Santorini, Greece
I awake to long blasts of the ship’s horn. Figuring the ferry is pulling into one of the first stops, I grab my camera and head above deck. Expecting to see Ios or Naxos, I instead recognize the rock walls and caldera of Santorini, the last stop. Passengers are pulling luggage through the halls and toward their cars on the vehicle deck. A family is applying suncreen at the stairs to the exit. It’s not yet 8 am but I’m not the only one salivating for gyros on shore.
It’s great to be back. I give my bus fare to the same guy I’ve been giving it to for years and watch out the window as we climb the narrow switchback road up the cliff face. You can always spot the first-timers with their cameras bouncing against the glass, their eyes wide at the sheer drop to the water below. But the view this time yields something different and tragic: The giant circle of an oil spill containment boom. In April of last year, a 500-foot cruise ship with 1600 people aboard struck rocks here and sunk just feet from shore. All but two passengers escaped, in what was a very public spectacle seen by thousands from balconies and cafes in the town above and broadcast online. Passenger video of the evacuation s howed just how close the ship was to the cliff wall before being towed off the rocks and into the caldera, where it sank later that evening. The location of the spilled oil leaves no doubt about the initial strike — the ship was very close to the caldera wall, but just below the surface, the wall wasn’t as vertical as expected.

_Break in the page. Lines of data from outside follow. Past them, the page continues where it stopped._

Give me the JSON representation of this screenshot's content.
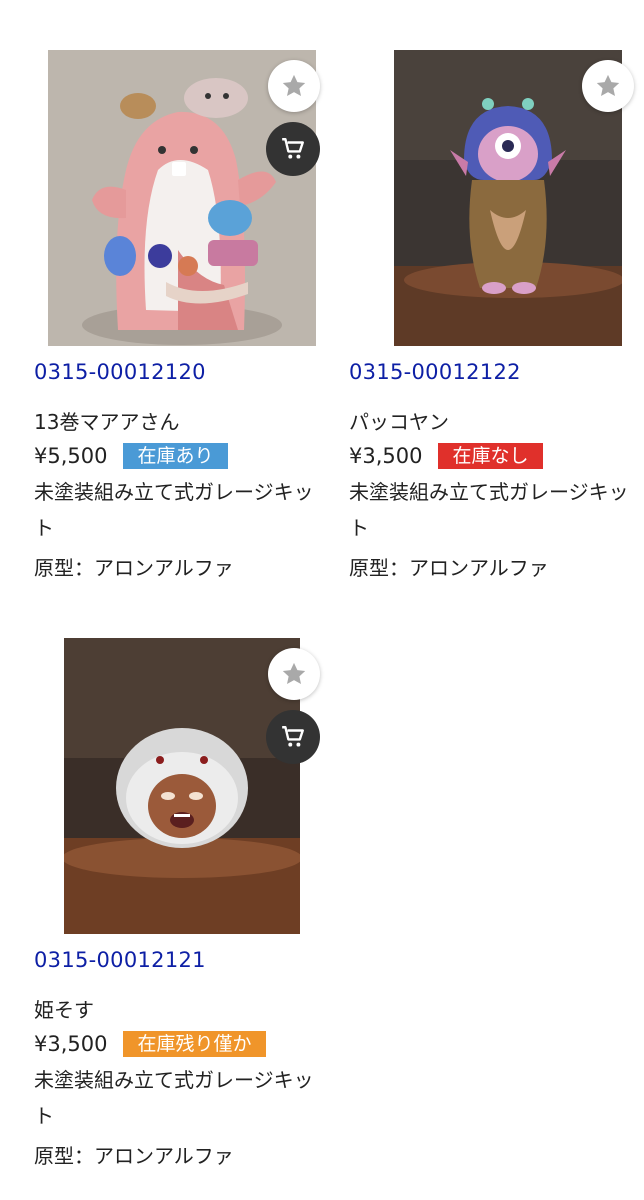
{
  "products": [
    {
      "code": "0315-00012120",
      "name": "13巻マアアさん",
      "price": "¥5,500",
      "stock_label": "在庫あり",
      "stock_color": "#4a9ad6",
      "description": "未塗装組み立て式ガレージキット",
      "sculptor": "原型：アロンアルファ",
      "image": "pink-creature-figure-photo"
    },
    {
      "code": "0315-00012122",
      "name": "パッコヤン",
      "price": "¥3,500",
      "stock_label": "在庫なし",
      "stock_color": "#e0302b",
      "description": "未塗装組み立て式ガレージキット",
      "sculptor": "原型：アロンアルファ",
      "image": "one-eyed-girl-figure-photo"
    },
    {
      "code": "0315-00012121",
      "name": "姫そす",
      "price": "¥3,500",
      "stock_label": "在庫残り僅か",
      "stock_color": "#f0952a",
      "description": "未塗装組み立て式ガレージキット",
      "sculptor": "原型：アロンアルファ",
      "image": "fluffy-head-figure-photo"
    }
  ],
  "icons": {
    "favorite": "star-icon",
    "cart": "cart-icon"
  }
}
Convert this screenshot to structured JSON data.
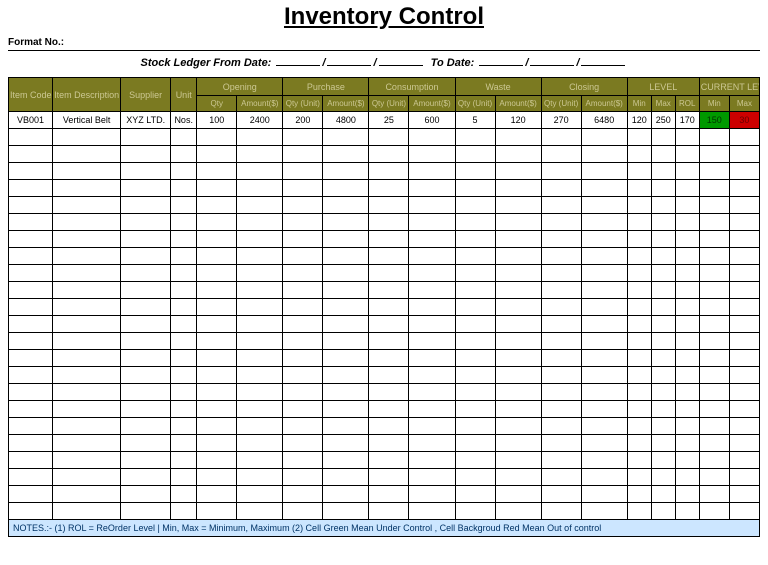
{
  "title": "Inventory Control",
  "format_label": "Format No.:",
  "date_line": {
    "prefix": "Stock Ledger From Date:",
    "to_label": "To Date:"
  },
  "headers": {
    "item_code": "Item Code",
    "item_desc": "Item Description",
    "supplier": "Supplier",
    "unit": "Unit",
    "opening": "Opening",
    "purchase": "Purchase",
    "consumption": "Consumption",
    "waste": "Waste",
    "closing": "Closing",
    "level": "LEVEL",
    "current_level": "CURRENT LEVEL",
    "qty": "Qty",
    "qty_unit": "Qty (Unit)",
    "amount": "Amount($)",
    "min": "Min",
    "max": "Max",
    "rol": "ROL"
  },
  "rows": [
    {
      "item_code": "VB001",
      "item_desc": "Vertical Belt",
      "supplier": "XYZ LTD.",
      "unit": "Nos.",
      "opening_qty": "100",
      "opening_amt": "2400",
      "purchase_qty": "200",
      "purchase_amt": "4800",
      "consumption_qty": "25",
      "consumption_amt": "600",
      "waste_qty": "5",
      "waste_amt": "120",
      "closing_qty": "270",
      "closing_amt": "6480",
      "level_min": "120",
      "level_max": "250",
      "level_rol": "170",
      "current_min": "150",
      "current_max": "30"
    }
  ],
  "notes": "NOTES.:- (1) ROL = ReOrder Level | Min, Max = Minimum, Maximum      (2) Cell Green Mean Under Control , Cell Backgroud Red Mean Out of control",
  "blank_rows_count": 23
}
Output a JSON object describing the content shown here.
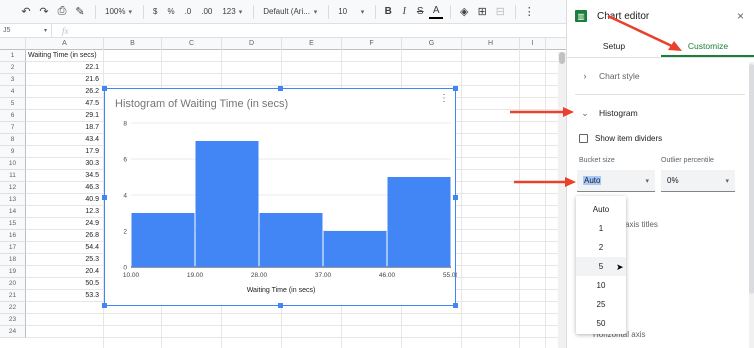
{
  "toolbar": {
    "zoom": "100%",
    "currency": "$",
    "percent": "%",
    "decimal_less": ".0",
    "decimal_more": ".00",
    "format_more": "123",
    "font": "Default (Ari...",
    "font_size": "10",
    "bold": "B",
    "italic": "I",
    "strike": "S",
    "text_color": "A"
  },
  "formula_bar": {
    "cell_ref": "J5",
    "fx": "fx"
  },
  "grid": {
    "columns": [
      "A",
      "B",
      "C",
      "D",
      "E",
      "F",
      "G",
      "H",
      "I"
    ],
    "rows": [
      "1",
      "2",
      "3",
      "4",
      "5",
      "6",
      "7",
      "8",
      "9",
      "10",
      "11",
      "12",
      "13",
      "14",
      "15",
      "16",
      "17",
      "18",
      "19",
      "20",
      "21",
      "22",
      "23",
      "24"
    ],
    "col_a_header": "Waiting Time (in secs)",
    "col_a_values": [
      "22.1",
      "21.6",
      "26.2",
      "47.5",
      "29.1",
      "18.7",
      "43.4",
      "17.9",
      "30.3",
      "34.5",
      "46.3",
      "40.9",
      "12.3",
      "24.9",
      "26.8",
      "54.4",
      "25.3",
      "20.4",
      "50.5",
      "53.3"
    ]
  },
  "chart_data": {
    "type": "bar",
    "title": "Histogram of Waiting Time (in secs)",
    "xlabel": "Waiting Time (in secs)",
    "ylabel": "",
    "categories": [
      "10.00-19.00",
      "19.00-28.00",
      "28.00-37.00",
      "37.00-46.00",
      "46.00-55.00"
    ],
    "x_ticks": [
      "10.00",
      "19.00",
      "28.00",
      "37.00",
      "46.00",
      "55.00"
    ],
    "y_ticks": [
      "0",
      "2",
      "4",
      "6",
      "8"
    ],
    "values": [
      3,
      7,
      3,
      2,
      5
    ],
    "ylim": [
      0,
      8
    ],
    "grid": true,
    "color": "#4285f4"
  },
  "panel": {
    "title": "Chart editor",
    "close": "×",
    "tabs": [
      {
        "label": "Setup"
      },
      {
        "label": "Customize"
      }
    ],
    "chart_style": "Chart style",
    "histogram": "Histogram",
    "show_dividers": "Show item dividers",
    "bucket_label": "Bucket size",
    "bucket_value": "Auto",
    "outlier_label": "Outlier percentile",
    "outlier_value": "0%",
    "axis_titles_partial": "axis titles",
    "horizontal_axis_partial": "Horizontal axis"
  },
  "dropdown": {
    "options": [
      "Auto",
      "1",
      "2",
      "5",
      "10",
      "25",
      "50"
    ],
    "hovered": "5"
  },
  "colors": {
    "accent_green": "#188038",
    "chart_blue": "#4285f4",
    "annotation_red": "#e8412c"
  }
}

The subsequent investigation would reveal a discrepancy between the actual location of underwater rocks and what was shown on the official navigational maps. The ship struck rocks that were not on their charts. But nonetheless, why would anybody bring a cruise ship that close to a volcanic cliff?

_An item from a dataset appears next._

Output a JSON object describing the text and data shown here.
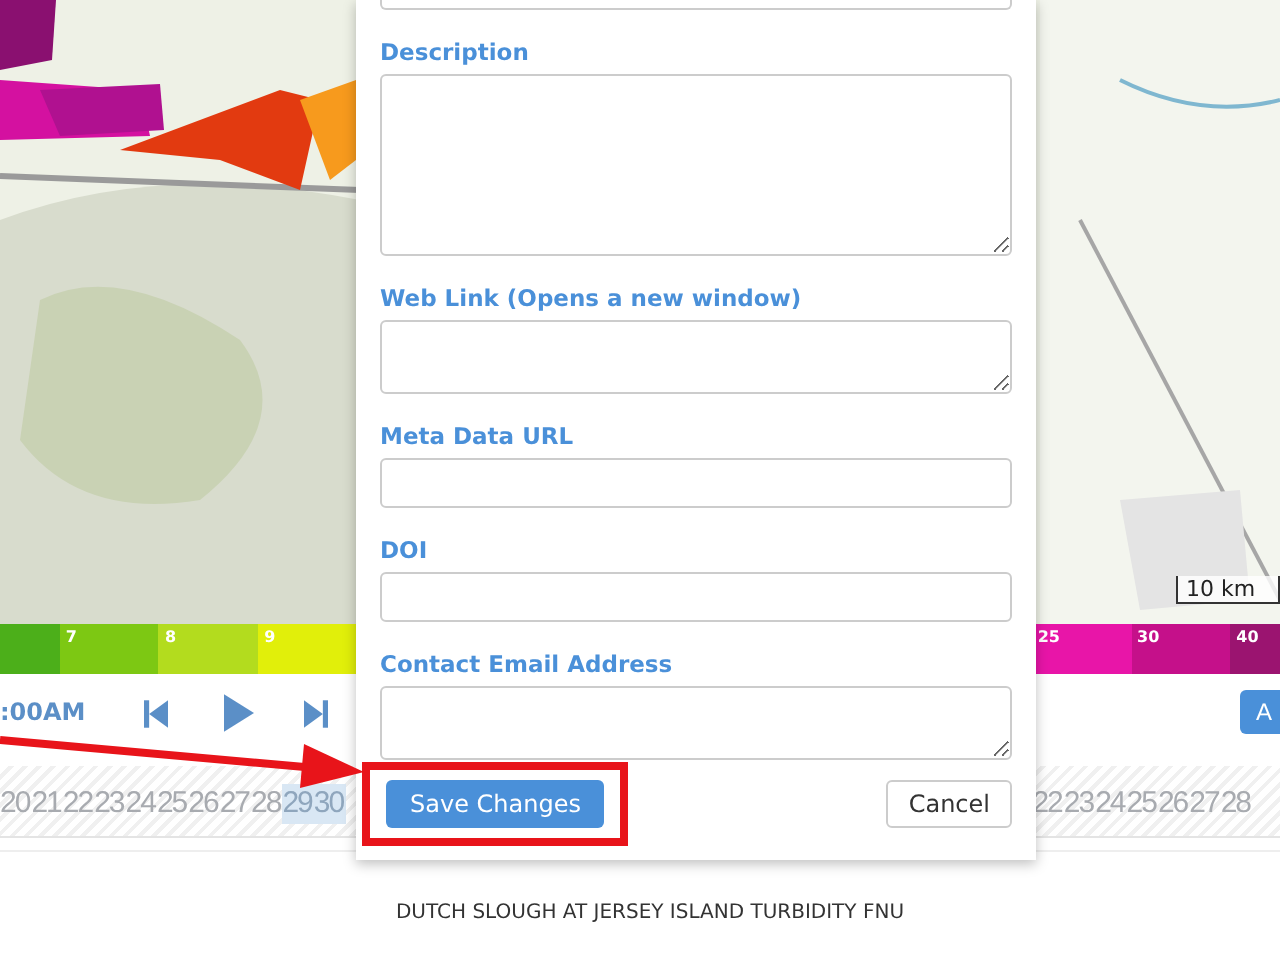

The bus unloads in Fira and I make my way into the main square. I guess I should find a place to stay for a few days.
It’s busy. There’s hustle. Bustle. Bling, even. Outdoor cafes are full. Music is playing. Traffic is so dense that police are directing. I walk up the street, with an interlude at the amazing bakery, and deposit myself in the office of a family-run hotel that was a perfect fit on my previous visit to the island. I’m back.
The next few days embody vacation. A true retreat. Reading on the beach. Photography. Scuba diving. Eating a half dozen gyros a day. Yet Santorini has taken on a different character. It is an island fully in service of the cruise ships that now call here daily. The narrow streets of Fira are awash in jewelery shops, display cases of gleaming watches, souvenir trinkets and “Minoan” art. Big dollars. Big flash and big flare. And when the cruise ship-of-the-day departs, the real island returns.
I think back to my first visit to the island in June of 2001 and the white-knuckle bus ride from the port, standing jammed into a rickety, hand-me-down bus from western Europe. The island has seen much prosperity since then, in what I suspect is another example of the Olympic investment paying huge dividends. There were barely any backpackers here in 2001, all staying in the cave-like hostel north of the main square. Sometime after 2004, the hostel was bulldozed to make way for more shopping, and a local law was passed to prevent the construction of its replacement. Seven summers after my first visit, the only backpacker-oriented accommodation in Fira is a campground. They only seem to want the higher end tourists now and the fistfulls of dollars they might bring. When such a rising tide raises all the boats, it’s hard to blame them. But still, power to my backpacking people.
After a few days of exquisite relaxation, with weather beginning to change in Europe, I book a cheap flight from Crete to Prague and plan to bring an end to this little sunny detour.